So, it’s March 17. Two months from now will see the release of the first in my novella series, Have a Bite. If you’ve gone through the process of publishing a book, you know that after you send off your manuscript, you go through a wait period, and then boom, everything starts coming at you in the few months prior to publications and it’s a whirlwind.
I’m at that stage right now and I’m going through something that many authors go through: an intense dislike for what I’ve written. This is a direct result of reading something several times in a row, back to back. You start to drown in your own words and you lose perspective. You’re no longer sure that what you’ve written makes sense, flows, or appeals.
You know when you’ve been looking at a word so long that you’re no longer sure that it’s spelled correctly? In fact, you’re pretty sure that it’s spelled incorrectly. It just doesn’t look right to you. But when you look it up, it is correct after all.
That’s kind of how it is when you’ve looked at the same work over and over again—you’re just absolutely sure that it’s wrong. All wrong. The characters are wrong, the dialogue is wrong, the plot is wrong, the descriptions and details are wrong. Wrong, wrong, wrong.
But here’s the thing.
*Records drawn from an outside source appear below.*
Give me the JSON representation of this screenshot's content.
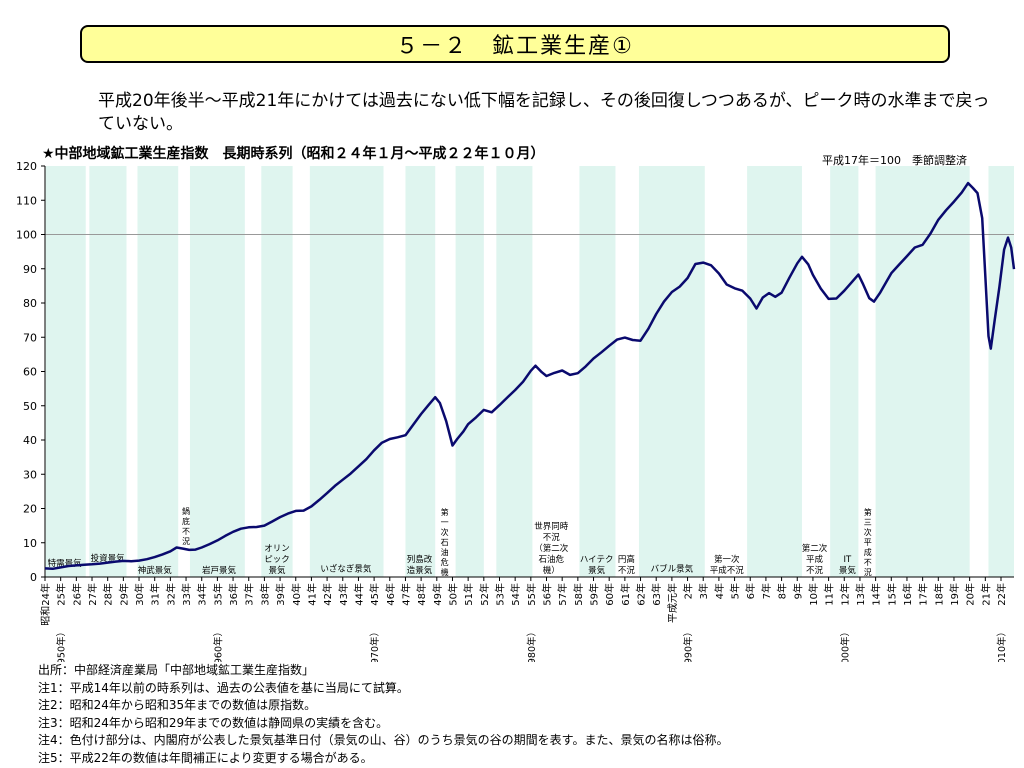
{
  "page_title": "５－２　鉱工業生産①",
  "summary": "平成20年後半～平成21年にかけては過去にない低下幅を記録し、その後回復しつつあるが、ピーク時の水準まで戻っていない。",
  "chart_data": {
    "type": "line",
    "title": "★中部地域鉱工業生産指数　長期時系列（昭和２４年１月～平成２２年１０月）",
    "note": "平成17年＝100　季節調整済",
    "ylim": [
      0,
      120
    ],
    "yticks": [
      0,
      10,
      20,
      30,
      40,
      50,
      60,
      70,
      80,
      90,
      100,
      110,
      120
    ],
    "reference_line": 100,
    "grid": false,
    "x_start": 1949,
    "x_end": 2010.83,
    "xticks": [
      {
        "year": 1949,
        "label": "昭和24年"
      },
      {
        "year": 1950,
        "label": "25年"
      },
      {
        "year": 1951,
        "label": "26年"
      },
      {
        "year": 1952,
        "label": "27年"
      },
      {
        "year": 1953,
        "label": "28年"
      },
      {
        "year": 1954,
        "label": "29年"
      },
      {
        "year": 1955,
        "label": "30年"
      },
      {
        "year": 1956,
        "label": "31年"
      },
      {
        "year": 1957,
        "label": "32年"
      },
      {
        "year": 1958,
        "label": "33年"
      },
      {
        "year": 1959,
        "label": "34年"
      },
      {
        "year": 1960,
        "label": "35年"
      },
      {
        "year": 1961,
        "label": "36年"
      },
      {
        "year": 1962,
        "label": "37年"
      },
      {
        "year": 1963,
        "label": "38年"
      },
      {
        "year": 1964,
        "label": "39年"
      },
      {
        "year": 1965,
        "label": "40年"
      },
      {
        "year": 1966,
        "label": "41年"
      },
      {
        "year": 1967,
        "label": "42年"
      },
      {
        "year": 1968,
        "label": "43年"
      },
      {
        "year": 1969,
        "label": "44年"
      },
      {
        "year": 1970,
        "label": "45年"
      },
      {
        "year": 1971,
        "label": "46年"
      },
      {
        "year": 1972,
        "label": "47年"
      },
      {
        "year": 1973,
        "label": "48年"
      },
      {
        "year": 1974,
        "label": "49年"
      },
      {
        "year": 1975,
        "label": "50年"
      },
      {
        "year": 1976,
        "label": "51年"
      },
      {
        "year": 1977,
        "label": "52年"
      },
      {
        "year": 1978,
        "label": "53年"
      },
      {
        "year": 1979,
        "label": "54年"
      },
      {
        "year": 1980,
        "label": "55年"
      },
      {
        "year": 1981,
        "label": "56年"
      },
      {
        "year": 1982,
        "label": "57年"
      },
      {
        "year": 1983,
        "label": "58年"
      },
      {
        "year": 1984,
        "label": "59年"
      },
      {
        "year": 1985,
        "label": "60年"
      },
      {
        "year": 1986,
        "label": "61年"
      },
      {
        "year": 1987,
        "label": "62年"
      },
      {
        "year": 1988,
        "label": "63年"
      },
      {
        "year": 1989,
        "label": "平成元年"
      },
      {
        "year": 1990,
        "label": "2年"
      },
      {
        "year": 1991,
        "label": "3年"
      },
      {
        "year": 1992,
        "label": "4年"
      },
      {
        "year": 1993,
        "label": "5年"
      },
      {
        "year": 1994,
        "label": "6年"
      },
      {
        "year": 1995,
        "label": "7年"
      },
      {
        "year": 1996,
        "label": "8年"
      },
      {
        "year": 1997,
        "label": "9年"
      },
      {
        "year": 1998,
        "label": "10年"
      },
      {
        "year": 1999,
        "label": "11年"
      },
      {
        "year": 2000,
        "label": "12年"
      },
      {
        "year": 2001,
        "label": "13年"
      },
      {
        "year": 2002,
        "label": "14年"
      },
      {
        "year": 2003,
        "label": "15年"
      },
      {
        "year": 2004,
        "label": "16年"
      },
      {
        "year": 2005,
        "label": "17年"
      },
      {
        "year": 2006,
        "label": "18年"
      },
      {
        "year": 2007,
        "label": "19年"
      },
      {
        "year": 2008,
        "label": "20年"
      },
      {
        "year": 2009,
        "label": "21年"
      },
      {
        "year": 2010,
        "label": "22年"
      }
    ],
    "decade_labels": [
      {
        "year": 1950,
        "label": "（1950年）"
      },
      {
        "year": 1960,
        "label": "（1960年）"
      },
      {
        "year": 1970,
        "label": "（1970年）"
      },
      {
        "year": 1980,
        "label": "（1980年）"
      },
      {
        "year": 1990,
        "label": "（1990年）"
      },
      {
        "year": 2000,
        "label": "（2000年）"
      },
      {
        "year": 2010,
        "label": "（2010年）"
      }
    ],
    "shaded_periods": [
      [
        1949.05,
        1951.6
      ],
      [
        1951.83,
        1954.2
      ],
      [
        1954.9,
        1957.5
      ],
      [
        1958.25,
        1961.75
      ],
      [
        1962.8,
        1964.8
      ],
      [
        1965.9,
        1970.6
      ],
      [
        1972.0,
        1973.9
      ],
      [
        1975.2,
        1977.0
      ],
      [
        1977.8,
        1980.1
      ],
      [
        1983.1,
        1985.4
      ],
      [
        1986.9,
        1991.1
      ],
      [
        1993.8,
        1997.3
      ],
      [
        1999.1,
        2000.9
      ],
      [
        2002.0,
        2008.0
      ],
      [
        2009.2,
        2010.83
      ]
    ],
    "annotations": [
      {
        "year": 1950.25,
        "value": 2,
        "text": "特需景気",
        "vertical": false
      },
      {
        "year": 1953.0,
        "value": 3.5,
        "text": "投資景気",
        "vertical": false
      },
      {
        "year": 1956.0,
        "value": 0,
        "text": "神武景気",
        "vertical": false
      },
      {
        "year": 1958.0,
        "value": 9,
        "text": "鍋底不況",
        "vertical": true
      },
      {
        "year": 1960.1,
        "value": 0,
        "text": "岩戸景気",
        "vertical": false
      },
      {
        "year": 1963.8,
        "value": 0,
        "text": "オリンピック景気",
        "vertical": false,
        "lines": [
          "オリン",
          "ピック",
          "景気"
        ]
      },
      {
        "year": 1968.2,
        "value": 0.5,
        "text": "いざなぎ景気",
        "vertical": false
      },
      {
        "year": 1972.9,
        "value": 0,
        "text": "列島改造景気",
        "vertical": false,
        "lines": [
          "列島改",
          "造景気"
        ]
      },
      {
        "year": 1974.5,
        "value": 0,
        "text": "第一次石油危機",
        "vertical": true
      },
      {
        "year": 1981.3,
        "value": 0,
        "text": "世界同時不況（第二次石油危機）",
        "vertical": false,
        "lines": [
          "世界同時",
          "不況",
          "（第二次",
          "石油危",
          "機）"
        ]
      },
      {
        "year": 1984.2,
        "value": 0,
        "text": "ハイテク景気",
        "vertical": false,
        "lines": [
          "ハイテク",
          "景気"
        ]
      },
      {
        "year": 1986.1,
        "value": 0,
        "text": "円高不況",
        "vertical": false,
        "lines": [
          "円高",
          "不況"
        ]
      },
      {
        "year": 1989.0,
        "value": 0.5,
        "text": "バブル景気",
        "vertical": false
      },
      {
        "year": 1992.5,
        "value": 0,
        "text": "第一次平成不況",
        "vertical": false,
        "lines": [
          "第一次",
          "平成不況"
        ]
      },
      {
        "year": 1998.1,
        "value": 0,
        "text": "第二次平成不況",
        "vertical": false,
        "lines": [
          "第二次",
          "平成",
          "不況"
        ]
      },
      {
        "year": 2000.2,
        "value": 0,
        "text": "IT景気",
        "vertical": false,
        "lines": [
          "IT",
          "景気"
        ]
      },
      {
        "year": 2001.5,
        "value": 0,
        "text": "第三次平成不況",
        "vertical": true
      }
    ],
    "series": [
      {
        "values": [
          [
            1949.0,
            2.5
          ],
          [
            1949.5,
            2.4
          ],
          [
            1950.0,
            2.8
          ],
          [
            1950.5,
            3.2
          ],
          [
            1951.0,
            3.4
          ],
          [
            1951.5,
            3.6
          ],
          [
            1952.0,
            3.7
          ],
          [
            1952.5,
            3.9
          ],
          [
            1953.0,
            4.2
          ],
          [
            1953.5,
            4.5
          ],
          [
            1954.0,
            4.7
          ],
          [
            1954.5,
            4.6
          ],
          [
            1955.0,
            4.8
          ],
          [
            1955.5,
            5.2
          ],
          [
            1956.0,
            5.8
          ],
          [
            1956.5,
            6.6
          ],
          [
            1957.0,
            7.5
          ],
          [
            1957.4,
            8.6
          ],
          [
            1957.8,
            8.3
          ],
          [
            1958.2,
            7.9
          ],
          [
            1958.6,
            8.0
          ],
          [
            1959.0,
            8.6
          ],
          [
            1959.5,
            9.6
          ],
          [
            1960.0,
            10.7
          ],
          [
            1960.5,
            12.0
          ],
          [
            1961.0,
            13.2
          ],
          [
            1961.5,
            14.1
          ],
          [
            1962.0,
            14.5
          ],
          [
            1962.5,
            14.6
          ],
          [
            1963.0,
            15.0
          ],
          [
            1963.5,
            16.2
          ],
          [
            1964.0,
            17.5
          ],
          [
            1964.5,
            18.5
          ],
          [
            1965.0,
            19.3
          ],
          [
            1965.5,
            19.4
          ],
          [
            1966.0,
            20.6
          ],
          [
            1966.5,
            22.5
          ],
          [
            1967.0,
            24.5
          ],
          [
            1967.5,
            26.6
          ],
          [
            1968.0,
            28.4
          ],
          [
            1968.5,
            30.2
          ],
          [
            1969.0,
            32.3
          ],
          [
            1969.5,
            34.4
          ],
          [
            1970.0,
            37.0
          ],
          [
            1970.5,
            39.2
          ],
          [
            1971.0,
            40.3
          ],
          [
            1971.5,
            40.8
          ],
          [
            1972.0,
            41.4
          ],
          [
            1972.5,
            44.5
          ],
          [
            1973.0,
            47.6
          ],
          [
            1973.5,
            50.4
          ],
          [
            1973.9,
            52.5
          ],
          [
            1974.2,
            50.8
          ],
          [
            1974.6,
            45.5
          ],
          [
            1975.0,
            38.4
          ],
          [
            1975.3,
            40.3
          ],
          [
            1975.7,
            42.5
          ],
          [
            1976.0,
            44.6
          ],
          [
            1976.5,
            46.6
          ],
          [
            1977.0,
            48.8
          ],
          [
            1977.5,
            48.1
          ],
          [
            1978.0,
            50.2
          ],
          [
            1978.5,
            52.4
          ],
          [
            1979.0,
            54.6
          ],
          [
            1979.5,
            57.0
          ],
          [
            1980.0,
            60.2
          ],
          [
            1980.3,
            61.7
          ],
          [
            1980.7,
            59.8
          ],
          [
            1981.0,
            58.7
          ],
          [
            1981.5,
            59.6
          ],
          [
            1982.0,
            60.3
          ],
          [
            1982.5,
            59.0
          ],
          [
            1983.0,
            59.5
          ],
          [
            1983.5,
            61.5
          ],
          [
            1984.0,
            63.8
          ],
          [
            1984.5,
            65.6
          ],
          [
            1985.0,
            67.5
          ],
          [
            1985.5,
            69.3
          ],
          [
            1986.0,
            69.9
          ],
          [
            1986.5,
            69.2
          ],
          [
            1987.0,
            69.0
          ],
          [
            1987.5,
            72.5
          ],
          [
            1988.0,
            76.8
          ],
          [
            1988.5,
            80.4
          ],
          [
            1989.0,
            83.2
          ],
          [
            1989.5,
            84.8
          ],
          [
            1990.0,
            87.3
          ],
          [
            1990.5,
            91.4
          ],
          [
            1991.0,
            91.8
          ],
          [
            1991.5,
            91.0
          ],
          [
            1992.0,
            88.6
          ],
          [
            1992.5,
            85.4
          ],
          [
            1993.0,
            84.3
          ],
          [
            1993.5,
            83.6
          ],
          [
            1994.0,
            81.3
          ],
          [
            1994.4,
            78.4
          ],
          [
            1994.8,
            81.6
          ],
          [
            1995.2,
            82.9
          ],
          [
            1995.6,
            81.8
          ],
          [
            1996.0,
            83.0
          ],
          [
            1996.5,
            87.4
          ],
          [
            1997.0,
            91.6
          ],
          [
            1997.3,
            93.5
          ],
          [
            1997.7,
            91.3
          ],
          [
            1998.0,
            88.2
          ],
          [
            1998.5,
            84.2
          ],
          [
            1999.0,
            81.2
          ],
          [
            1999.5,
            81.3
          ],
          [
            2000.0,
            83.6
          ],
          [
            2000.5,
            86.2
          ],
          [
            2000.9,
            88.3
          ],
          [
            2001.2,
            85.5
          ],
          [
            2001.6,
            81.4
          ],
          [
            2001.9,
            80.4
          ],
          [
            2002.3,
            83.1
          ],
          [
            2002.7,
            86.3
          ],
          [
            2003.0,
            88.7
          ],
          [
            2003.5,
            91.2
          ],
          [
            2004.0,
            93.7
          ],
          [
            2004.5,
            96.2
          ],
          [
            2005.0,
            97.0
          ],
          [
            2005.5,
            100.3
          ],
          [
            2006.0,
            104.3
          ],
          [
            2006.5,
            107.1
          ],
          [
            2007.0,
            109.6
          ],
          [
            2007.5,
            112.3
          ],
          [
            2007.9,
            115.0
          ],
          [
            2008.2,
            113.6
          ],
          [
            2008.5,
            112.1
          ],
          [
            2008.8,
            104.8
          ],
          [
            2009.0,
            88.0
          ],
          [
            2009.2,
            70.3
          ],
          [
            2009.35,
            66.7
          ],
          [
            2009.6,
            75.0
          ],
          [
            2009.9,
            84.7
          ],
          [
            2010.2,
            95.6
          ],
          [
            2010.45,
            99.1
          ],
          [
            2010.65,
            96.2
          ],
          [
            2010.83,
            89.9
          ]
        ]
      }
    ]
  },
  "notes": [
    "出所：中部経済産業局「中部地域鉱工業生産指数」",
    "注1：平成14年以前の時系列は、過去の公表値を基に当局にて試算。",
    "注2：昭和24年から昭和35年までの数値は原指数。",
    "注3：昭和24年から昭和29年までの数値は静岡県の実績を含む。",
    "注4：色付け部分は、内閣府が公表した景気基準日付（景気の山、谷）のうち景気の谷の期間を表す。また、景気の名称は俗称。",
    "注5：平成22年の数値は年間補正により変更する場合がある。"
  ],
  "colors": {
    "line": "#0a0a6e",
    "shade": "#dff5ef",
    "title_bg": "#ffff99",
    "reference": "#999999"
  }
}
When you get a chance to step back, your perspective will realign, and you may come to like it again.
So, here’s my plan, and what I suggest for those of you who are, or will be, in the throes of going through edited manuscripts:
- Power through all your edits.
- Close out your files and don’t look at them again for a while.
- Put away any paper files that you may have in a drawer or someplace where you can’t see them.
- Take at least one day to not do anything writing related. (I know, I know. For those of you who are swamped and facing deadlines, this is a difficult thing to do. But if it’s doable for you, take the day. It will do wonders for your mental health.)
- Go get a massage.
- Go have a nice dinner out somewhere.
- Have a celebratory drink (non-alcoholic is okay, but try to make it something special, something you wouldn’t normally have).
Cheers. I’ll see you all on the other side.